Götzl: „Haben Sie etwas erfahren über den Zweck?“

Carsten S.: „Nein.“

„Haben Sie nachgefragt?“

„Nein.“

„Haben Sie sich Gedanken gemacht?“

(nach langer Pause) „Ich hatte damals ein positives Gefühl, dass die drei in Ordnung waren.“

An dieser Stelle wird die Vernehmung am Mittwochmorgen fortgesetzt werden.

Ausführlicher als über den Tatvorwurf hat Carsten S. am Dienstag bereits über seine Biographie gesprochen. Es ist die eines jungen Mannes, der während seiner Jugend sein Schwulsein verdrängte und unter einem mitunter strengen Vater litt. Mit 16 kam er in Kontakt mit der rechtsextremen Szene in Jena. Im Frühjahr 1997 seien sie auf eine große Neonazi-Demo in München gefahren: „Das hat mir sehr imponiert.“

Er wurde selber zum Funktionär in der rechtsextremen Szene. 1999 sei er Stellvertreter des nun mitangeklagten Ralf Wohlleben an der Spitze des NPD-Kreisverbands Jena geworden. Im Jahr 2000 habe er zudem die Jugendorganisation der Partei in Jena geleitet, die JN, und sei für wenige Monate Vize-Bundesgeschäftsführer der Organisation gewesen.

Im selben Jahr habe er dann aber sein Coming-Out gehabt und sei zum „schwulen Aussteiger“ geworden. Seit seinem 13 Lebensjahr habe er seine Homosexualität verdrängt, doch irgendwann sei das nicht mehr gegangen. Er könne sich noch daran erinnern, dass er im Jahr 2000 in der Wohnung von Wohlleben gesessen habe und dieser einen blöden Spruch übers Schwulsein gemacht habe. Da habe er gewusst: „Das sind nicht deine Leute.“

„Schwuler Aussteiger“

Wenige Monate nach der Waffenlieferung an den NSU stieg er aus dem Rechtsextremismus aus und bekannte sich offen zu seiner Homosexualität. 2003 zog er nach Nordrhein-Westfalen, wo er Sozialpädagogik studierte und schließlich für die Aidshilfe arbeitete.

Knapp drei Monate nach Auffliegen des NSU nahmen ihn am 1. Februar 2012 Spezialkräfte der GSG-9 in seiner Düsseldorfer Wohnung fest. Bis Mai 2012 saß er in Untersuchungshaft, seitdem ist er im Zeugenschutzprogramm des BKA.

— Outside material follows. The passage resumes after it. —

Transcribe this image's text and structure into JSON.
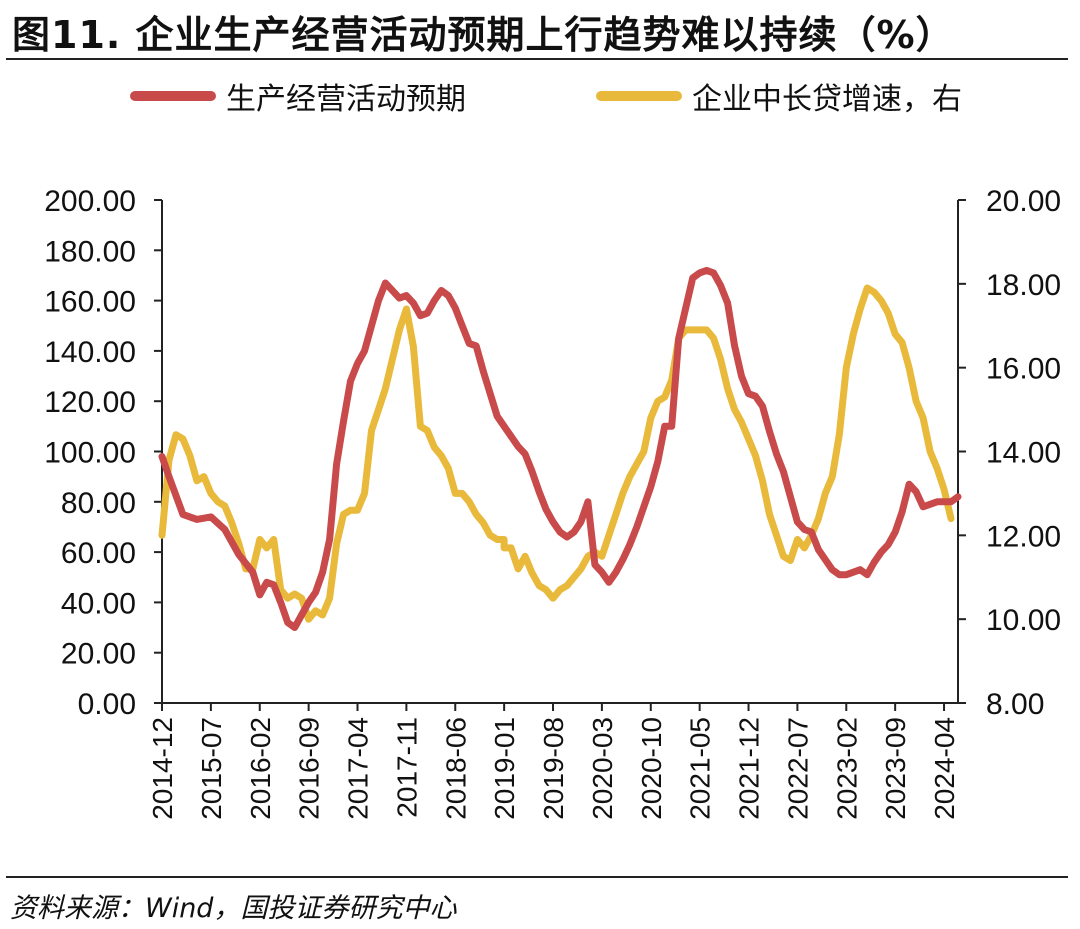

Carsten S. war noch unter 21, als er dem NSU die Waffe brachte, rechtlich also ein Heranwachsender. Zwei Gerichtsgutachter halten nach derzeitigem Stand eine Verurteilung nach Jugendstrafrecht für angemessen. Auch seine Aussage könnte ihm einen Strafrabatt einbringen.